Class GridParameters
- Namespace
- Bonsai.ML.LinearDynamicalSystems.LinearRegression
- Assembly
- Bonsai.ML.LinearDynamicalSystems.dll
Represents an operator that creates the 2D grid parameters used for calculating the PDF of a multivariate distribution.
[Combinator]
[WorkflowElementCategory(ElementCategory.Source)]

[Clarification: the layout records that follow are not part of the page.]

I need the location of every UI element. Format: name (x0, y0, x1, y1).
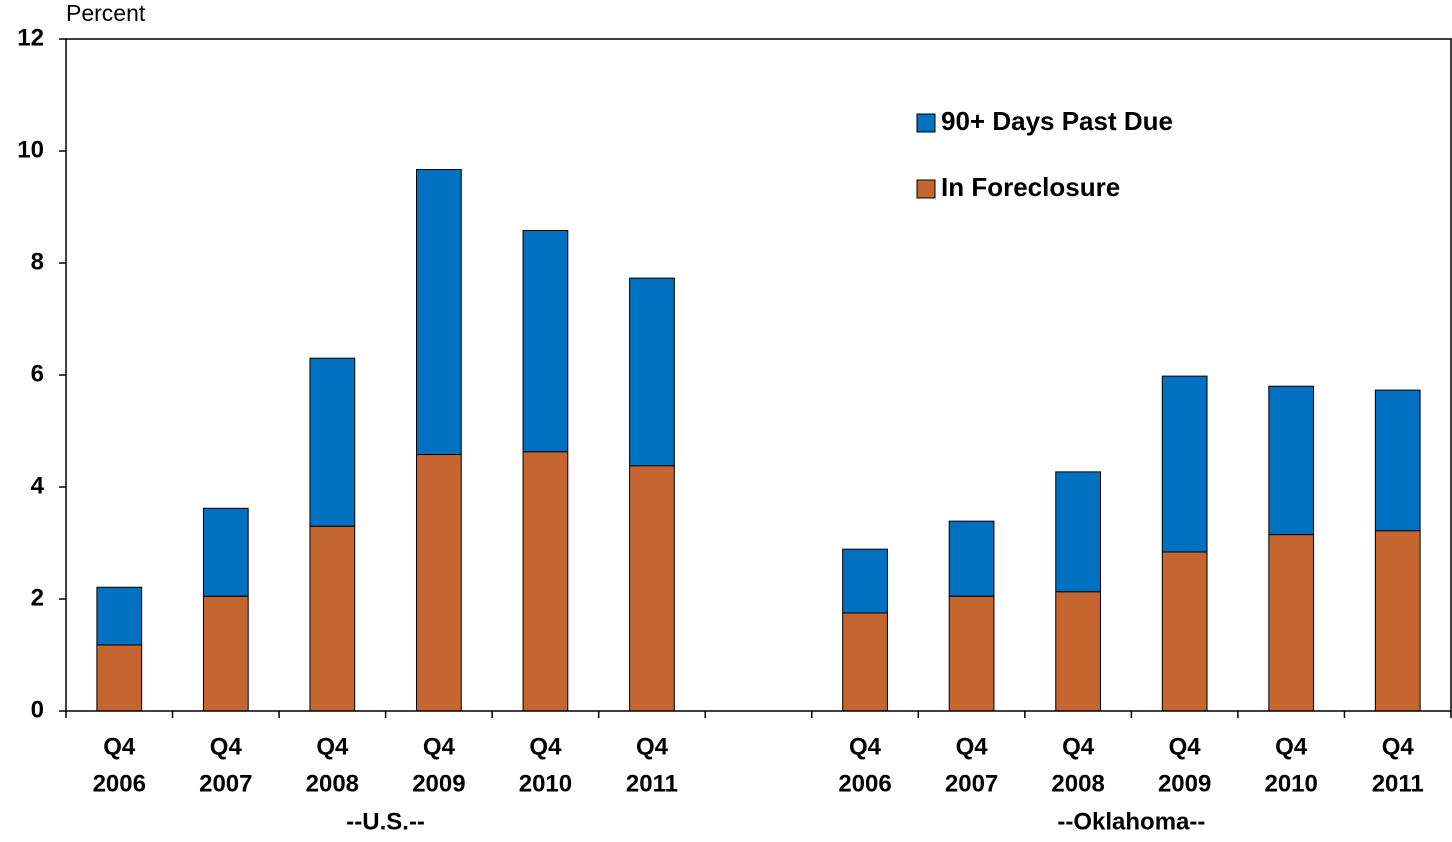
x-tick-label: 2011 (1372, 770, 1424, 797)
y-tick-label: 12 (17, 24, 44, 51)
x-tick-label: Q4 (103, 733, 136, 760)
x-tick-label: 2008 (1051, 770, 1104, 797)
x-tick-label: 2008 (306, 770, 359, 797)
x-tick-label: Q4 (1275, 733, 1308, 760)
bar-segment (842, 612, 888, 712)
y-tick-label: 0 (31, 696, 44, 723)
x-tick-label: Q4 (1382, 733, 1415, 760)
x-tick-label: 2006 (93, 770, 146, 797)
x-tick-label: Q4 (1062, 733, 1095, 760)
bar-segment (1374, 389, 1421, 532)
y-tick-label: 8 (31, 248, 44, 275)
x-tick-label: 2006 (838, 770, 891, 797)
bar-segment (1374, 530, 1421, 712)
bar-segment (202, 595, 249, 712)
bar-segment (1055, 471, 1101, 593)
x-tick-label: Q4 (849, 733, 882, 760)
x-tick-label: 2010 (1264, 770, 1317, 797)
bar-segment (416, 168, 462, 456)
y-tick-label: 6 (31, 360, 44, 387)
bar-segment (416, 454, 462, 712)
x-tick-label: Q4 (423, 733, 456, 760)
x-tick-label: 2007 (199, 770, 252, 797)
x-tick-label: Q4 (210, 733, 243, 760)
x-tick-label: 2009 (412, 770, 465, 797)
bar-segment (629, 277, 675, 467)
bar-segment (522, 230, 569, 453)
x-tick-label: 2011 (626, 770, 678, 797)
bar-segment (1161, 551, 1208, 712)
y-tick-label: 10 (17, 136, 44, 163)
legend-swatch (916, 179, 936, 199)
bar-segment (948, 595, 995, 712)
group-label: --Oklahoma-- (1057, 808, 1205, 835)
x-tick-label: Q4 (1169, 733, 1202, 760)
bar-segment (1055, 591, 1101, 712)
bar-segment (1268, 385, 1315, 536)
y-tick-label: 4 (31, 472, 45, 499)
y-tick-label: 2 (31, 584, 44, 611)
bar-segment (202, 507, 249, 597)
x-tick-label: Q4 (316, 733, 349, 760)
legend-label: In Foreclosure (941, 172, 1120, 202)
bar-segment (948, 520, 995, 597)
bar-segment (1161, 375, 1208, 553)
bar-segment (309, 357, 356, 527)
legend-swatch (916, 113, 936, 133)
x-tick-label: 2010 (519, 770, 572, 797)
bar-segment (842, 548, 888, 614)
x-tick-label: Q4 (956, 733, 989, 760)
y-axis-label: Percent (66, 0, 146, 26)
x-tick-label: 2009 (1158, 770, 1211, 797)
bar-segment (522, 451, 569, 712)
x-tick-label: Q4 (529, 733, 562, 760)
legend-label: 90+ Days Past Due (941, 106, 1173, 136)
x-tick-label: 2007 (945, 770, 998, 797)
bar-segment (96, 586, 143, 646)
bar-segment (309, 525, 356, 712)
bar-segment (629, 465, 675, 712)
group-label: --U.S.-- (346, 808, 425, 835)
x-tick-label: Q4 (636, 733, 669, 760)
bar-segment (1268, 534, 1315, 712)
plot-frame (65, 38, 1452, 712)
bar-segment (96, 644, 143, 712)
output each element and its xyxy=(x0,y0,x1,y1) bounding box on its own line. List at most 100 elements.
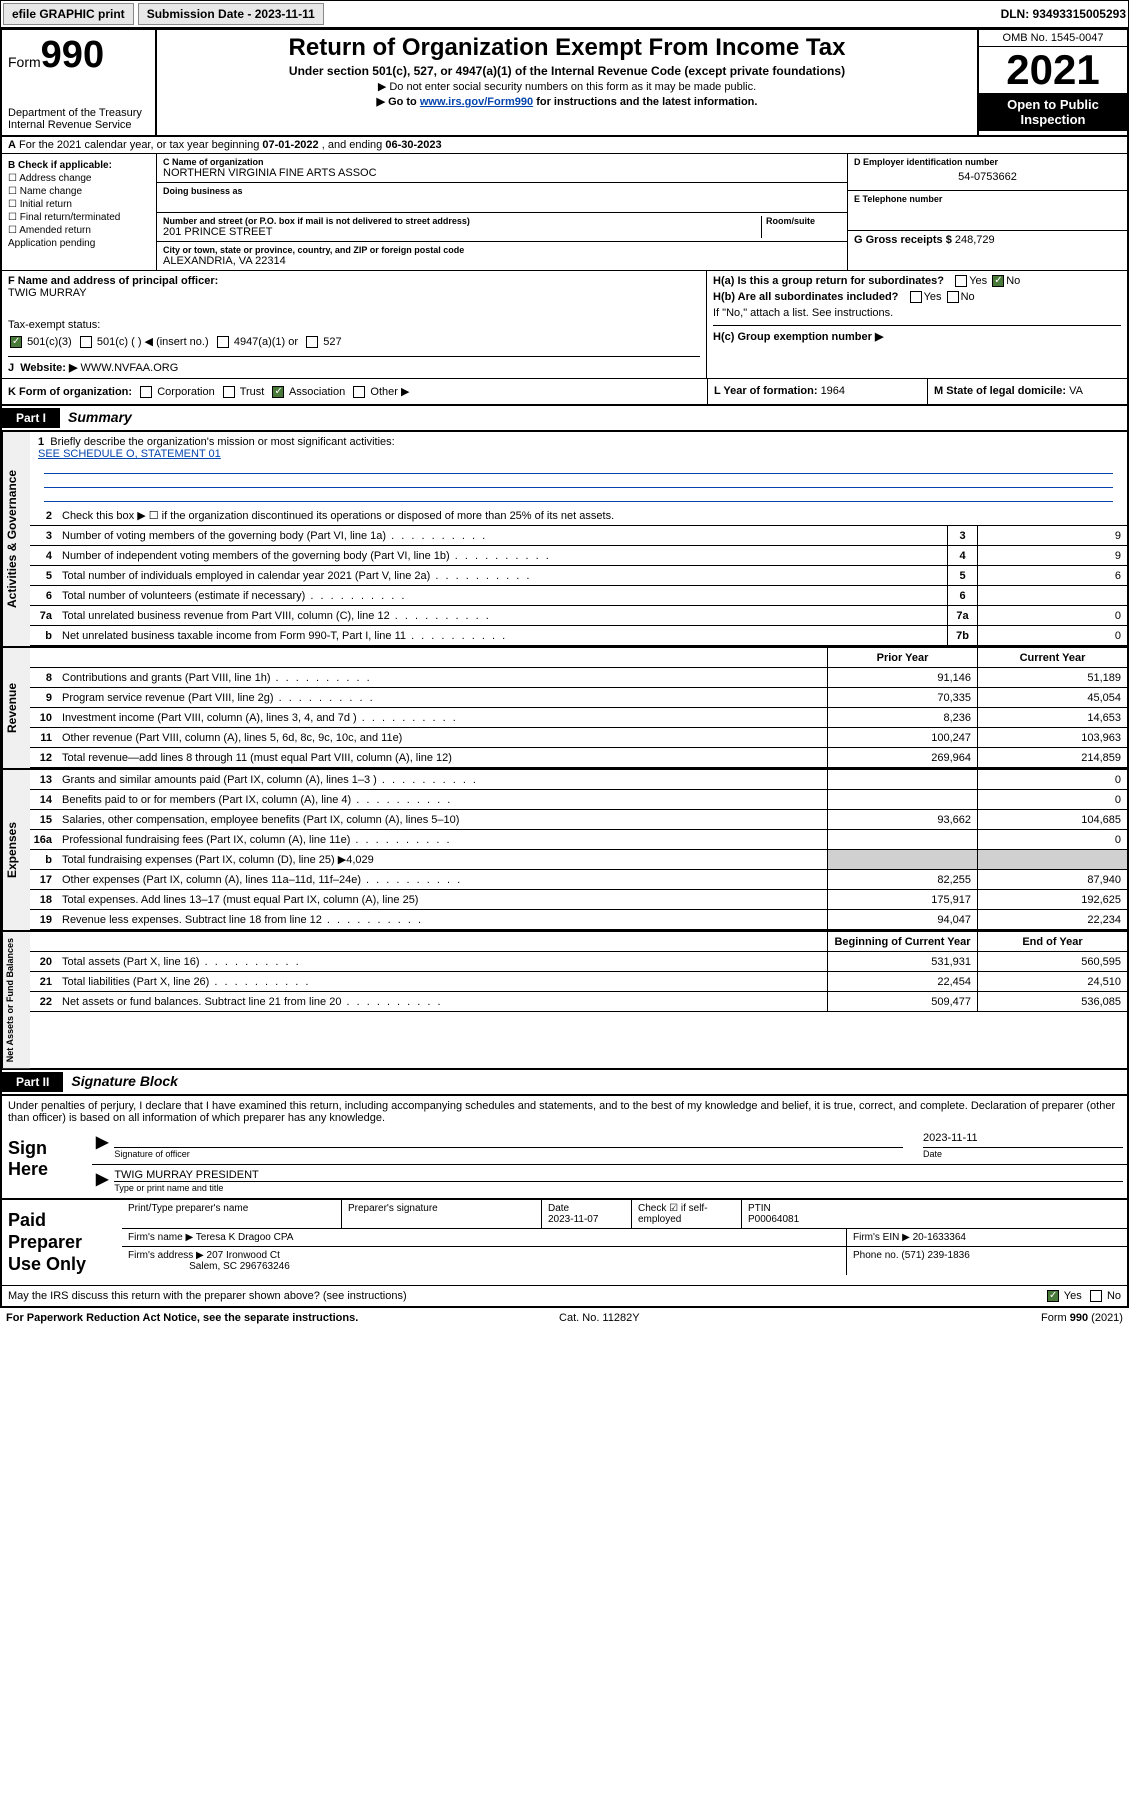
b-item[interactable]: ☐ Initial return xyxy=(8,199,150,210)
ph4: Check ☑ if self-employed xyxy=(632,1200,742,1228)
l20: Total assets (Part X, line 16) xyxy=(58,954,827,970)
l6: Total number of volunteers (estimate if … xyxy=(58,588,947,604)
l-lbl: L Year of formation: xyxy=(714,385,821,397)
dln: DLN: 93493315005293 xyxy=(1001,7,1126,21)
l7b: Net unrelated business taxable income fr… xyxy=(58,628,947,644)
foot-c: Cat. No. 11282Y xyxy=(559,1312,640,1324)
title: Return of Organization Exempt From Incom… xyxy=(161,34,973,62)
ph3v: 2023-11-07 xyxy=(548,1214,598,1225)
ck-trust[interactable] xyxy=(223,386,235,398)
prep-title: Paid Preparer Use Only xyxy=(2,1200,122,1285)
efile-btn[interactable]: efile GRAPHIC print xyxy=(3,3,134,25)
ck-corp[interactable] xyxy=(140,386,152,398)
l18p: 175,917 xyxy=(827,890,977,909)
row-a: A For the 2021 calendar year, or tax yea… xyxy=(2,137,1127,154)
faddr-lbl: Firm's address ▶ xyxy=(128,1250,204,1261)
vtab-ag: Activities & Governance xyxy=(2,432,30,646)
l9p: 70,335 xyxy=(827,688,977,707)
l9: Program service revenue (Part VIII, line… xyxy=(58,690,827,706)
l21p: 22,454 xyxy=(827,972,977,991)
ck-assoc[interactable] xyxy=(272,386,284,398)
addr: 201 PRINCE STREET xyxy=(163,226,761,238)
b-item[interactable]: Application pending xyxy=(8,238,150,249)
may-no[interactable] xyxy=(1090,1290,1102,1302)
arrow-icon: ▶ xyxy=(96,1169,108,1194)
l11c: 103,963 xyxy=(977,728,1127,747)
no-lbl: No xyxy=(1107,1290,1121,1302)
room-lbl: Room/suite xyxy=(766,216,841,226)
l22p: 509,477 xyxy=(827,992,977,1011)
f-lbl: F Name and address of principal officer: xyxy=(8,275,700,287)
ha: H(a) Is this a group return for subordin… xyxy=(713,275,1121,287)
l21c: 24,510 xyxy=(977,972,1127,991)
sub-date: 2023-11-11 xyxy=(255,7,315,21)
l16ap xyxy=(827,830,977,849)
ko3: Association xyxy=(289,386,345,398)
f-name: TWIG MURRAY xyxy=(8,287,700,299)
o4: 527 xyxy=(323,336,341,348)
l16a: Professional fundraising fees (Part IX, … xyxy=(58,832,827,848)
submission-btn[interactable]: Submission Date - 2023-11-11 xyxy=(138,3,324,25)
ck-527[interactable] xyxy=(306,336,318,348)
l18: Total expenses. Add lines 13–17 (must eq… xyxy=(58,892,827,908)
may-yes[interactable] xyxy=(1047,1290,1059,1302)
ck-501c[interactable] xyxy=(80,336,92,348)
fein: 20-1633364 xyxy=(913,1232,966,1243)
l6v xyxy=(977,586,1127,605)
l12p: 269,964 xyxy=(827,748,977,767)
l1: Briefly describe the organization's miss… xyxy=(50,436,394,448)
ck-501c3[interactable] xyxy=(10,336,22,348)
dept: Department of the Treasury xyxy=(8,107,149,119)
l14p xyxy=(827,790,977,809)
hb-no[interactable] xyxy=(947,291,959,303)
l19c: 22,234 xyxy=(977,910,1127,929)
ha-yes[interactable] xyxy=(955,275,967,287)
l12: Total revenue—add lines 8 through 11 (mu… xyxy=(58,750,827,766)
g-val: 248,729 xyxy=(955,234,995,246)
firm: Teresa K Dragoo CPA xyxy=(196,1232,294,1243)
sig-date: 2023-11-11 xyxy=(923,1132,1123,1148)
note2: ▶ Go to www.irs.gov/Form990 for instruct… xyxy=(161,95,973,108)
arrow-icon: ▶ xyxy=(96,1132,108,1160)
ph-lbl: Phone no. xyxy=(853,1250,901,1261)
l10c: 14,653 xyxy=(977,708,1127,727)
k-lbl: K Form of organization: xyxy=(8,386,132,398)
b-item[interactable]: ☐ Address change xyxy=(8,173,150,184)
date-lbl: Date xyxy=(923,1149,942,1159)
addr-lbl: Number and street (or P.O. box if mail i… xyxy=(163,216,761,226)
ck-other[interactable] xyxy=(353,386,365,398)
l5: Total number of individuals employed in … xyxy=(58,568,947,584)
l16bp xyxy=(827,850,977,869)
subtitle: Under section 501(c), 527, or 4947(a)(1)… xyxy=(161,64,973,78)
city-lbl: City or town, state or province, country… xyxy=(163,245,841,255)
l20c: 560,595 xyxy=(977,952,1127,971)
ck-4947[interactable] xyxy=(217,336,229,348)
i-lbl: Tax-exempt status: xyxy=(8,319,100,331)
ko2: Trust xyxy=(240,386,265,398)
l20p: 531,931 xyxy=(827,952,977,971)
l10p: 8,236 xyxy=(827,708,977,727)
l17p: 82,255 xyxy=(827,870,977,889)
l3: Number of voting members of the governin… xyxy=(58,528,947,544)
l7a: Total unrelated business revenue from Pa… xyxy=(58,608,947,624)
part1-tag: Part I xyxy=(2,408,60,428)
off-lbl: Signature of officer xyxy=(114,1149,189,1159)
l19: Revenue less expenses. Subtract line 18 … xyxy=(58,912,827,928)
note1: ▶ Do not enter social security numbers o… xyxy=(161,80,973,93)
b-item[interactable]: ☐ Final return/terminated xyxy=(8,212,150,223)
l10: Investment income (Part VIII, column (A)… xyxy=(58,710,827,726)
ph1: Print/Type preparer's name xyxy=(122,1200,342,1228)
prior-hdr: Prior Year xyxy=(827,648,977,667)
irs-link[interactable]: www.irs.gov/Form990 xyxy=(420,96,533,108)
l19p: 94,047 xyxy=(827,910,977,929)
boy-hdr: Beginning of Current Year xyxy=(827,932,977,951)
b-item[interactable]: ☐ Name change xyxy=(8,186,150,197)
b-item[interactable]: ☐ Amended return xyxy=(8,225,150,236)
o2: 501(c) ( ) ◀ (insert no.) xyxy=(97,336,209,348)
hb-yes[interactable] xyxy=(910,291,922,303)
l8: Contributions and grants (Part VIII, lin… xyxy=(58,670,827,686)
ha-no[interactable] xyxy=(992,275,1004,287)
name-lbl: Type or print name and title xyxy=(114,1183,223,1193)
l14: Benefits paid to or for members (Part IX… xyxy=(58,792,827,808)
l11: Other revenue (Part VIII, column (A), li… xyxy=(58,730,827,746)
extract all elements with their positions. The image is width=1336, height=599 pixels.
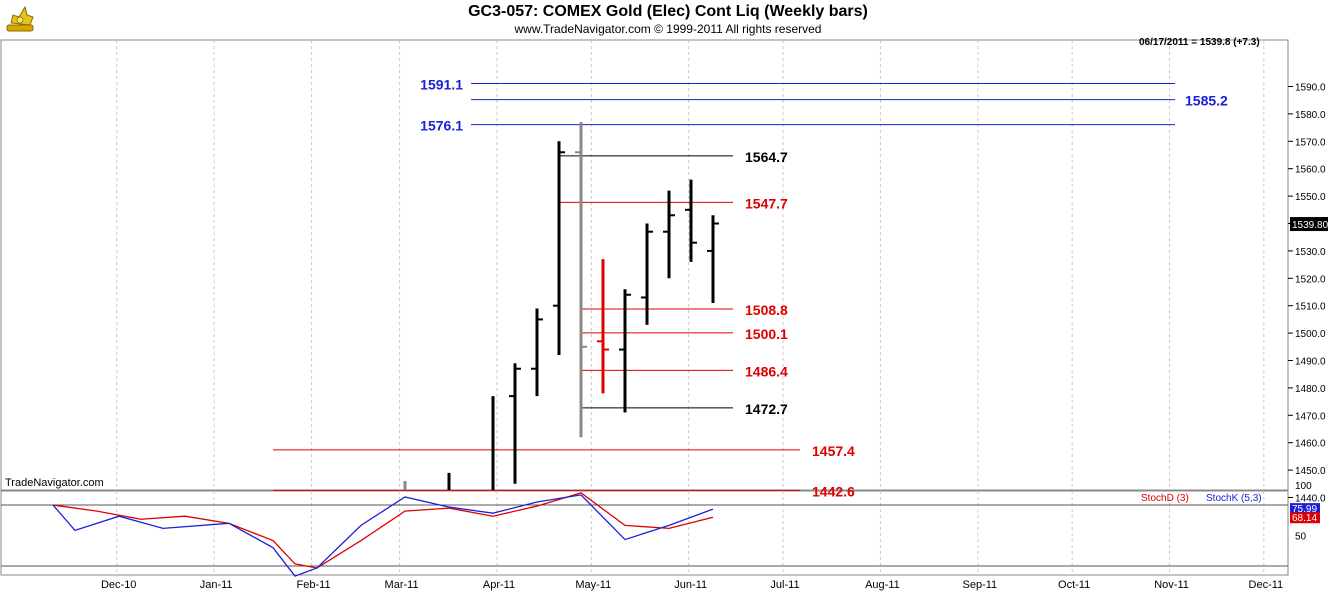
level-label: 1472.7 [745,401,788,417]
y-tick-label: 1450.0 [1295,466,1326,477]
x-tick-label: Dec-10 [101,579,136,591]
trade-navigator-logo-icon [6,5,34,32]
x-tick-label: Apr-11 [483,579,515,591]
y-tick-label: 1440.0 [1295,494,1326,505]
y-tick-label: 1470.0 [1295,411,1326,422]
y-tick-label: 1590.0 [1295,83,1326,94]
indicator-tick-label: 100 [1295,481,1312,492]
x-tick-label: Jun-11 [674,579,707,591]
x-tick-label: Feb-11 [297,579,331,591]
price-panel-frame [0,39,1289,491]
chart-title: GC3-057: COMEX Gold (Elec) Cont Liq (Wee… [468,3,868,20]
level-label: 1500.1 [745,326,788,342]
level-label: 1576.1 [420,118,463,134]
y-tick-label: 1560.0 [1295,165,1326,176]
x-tick-label: May-11 [575,579,611,591]
y-tick-label: 1490.0 [1295,357,1326,368]
y-tick-label: 1550.0 [1295,192,1326,203]
y-tick-label: 1460.0 [1295,439,1326,450]
y-tick-label: 1500.0 [1295,329,1326,340]
level-label: 1442.6 [812,483,855,499]
y-tick-label: 1510.0 [1295,302,1326,313]
x-tick-label: Oct-11 [1058,579,1090,591]
x-tick-label: Jul-11 [770,579,799,591]
y-tick-label: 1480.0 [1295,384,1326,395]
last-quote: 06/17/2011 = 1539.8 (+7.3) [1139,37,1260,48]
x-tick-label: Dec-11 [1249,579,1284,591]
copyright-notice: www.TradeNavigator.com © 1999-2011 All r… [514,22,822,36]
level-label: 1457.4 [812,443,855,459]
y-tick-label: 1570.0 [1295,137,1326,148]
x-tick-label: Nov-11 [1154,579,1189,591]
x-tick-label: Aug-11 [865,579,900,591]
last-price-label: 1539.80 [1292,220,1329,231]
stoch-d-value: 68.14 [1292,513,1317,524]
stoch-k-badge [1290,503,1320,515]
level-label: 1547.7 [745,195,788,211]
last-price-badge [1290,217,1328,232]
legend-stoch-d: StochD (3) [1141,493,1189,504]
level-label: 1486.4 [745,363,788,379]
level-label: 1591.1 [420,76,463,92]
y-tick-label: 1580.0 [1295,110,1326,121]
indicator-tick-label: 50 [1295,532,1307,543]
legend-stoch-k: StochK (5,3) [1206,493,1262,504]
x-tick-label: Mar-11 [385,579,419,591]
y-tick-label: 1520.0 [1295,274,1326,285]
x-tick-label: Jan-11 [200,579,233,591]
level-label: 1585.2 [1185,93,1228,109]
x-tick-label: Sep-11 [963,579,998,591]
level-label: 1564.7 [745,149,788,165]
y-tick-label: 1530.0 [1295,247,1326,258]
price-bars [403,122,719,490]
stoch-d-line [52,492,714,569]
stoch-k-line [52,494,714,577]
stoch-d-badge [1290,512,1320,524]
watermark: TradeNavigator.com [5,477,104,489]
level-label: 1508.8 [745,302,788,318]
stoch-k-value: 75.99 [1292,504,1317,515]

public class GridParameters
- Inheritance
-
GridParameters
- Inherited Members
Properties
X0
Gets or sets the lower bound of the X axis.
[JsonProperty("x0")]
public double X0 { get; set; }
Property Value
X1
Gets or sets the upper bound of the X axis.
[JsonProperty("x1")]
public double X1 { get; set; }
Property Value
XSteps
Gets or sets the number of steps along the X axis.
[JsonProperty("xsteps")]
public int XSteps { get; set; }
Property Value
Y0
Gets or sets the lower bound of the Y axis.
[JsonProperty("y0")]
public double Y0 { get; set; }
Property Value
Y1
Gets or sets the upper bound of the Y axis.
[JsonProperty("y1")]
public double Y1 { get; set; }
Property Value
YSteps
Gets or sets the number of steps along the Y axis.
[JsonProperty("ysteps")]
public int YSteps { get; set; }
Property Value
Methods
ConvertPyObject(PyObject)
Converts a PyObject, represeting a Kalman Filter Linear Regression Model, into a GridParameters object
public static GridParameters ConvertPyObject(PyObject pyObject)
Parameters
pyObjectPyObject
Returns
Process()
Generates grid parameters
public IObservable<GridParameters> Process()
Returns
Process(IObservable<PyObject>)
Gets the grid parameters from a PyObject of a Kalman Filter Linear Regression Model
public IObservable<GridParameters> Process(IObservable<PyObject> source)
Parameters
sourceIObservable<PyObject>
Returns
Process<TSource>(IObservable<TSource>)
Generates grid parameters on each input
public IObservable<GridParameters> Process<TSource>(IObservable<TSource> source)
Parameters
sourceIObservable<TSource>
Returns
Type Parameters
TSource
ToString()
Returns a string that represents the current object.
public override string ToString()
Returns
- string
A string that represents the current object.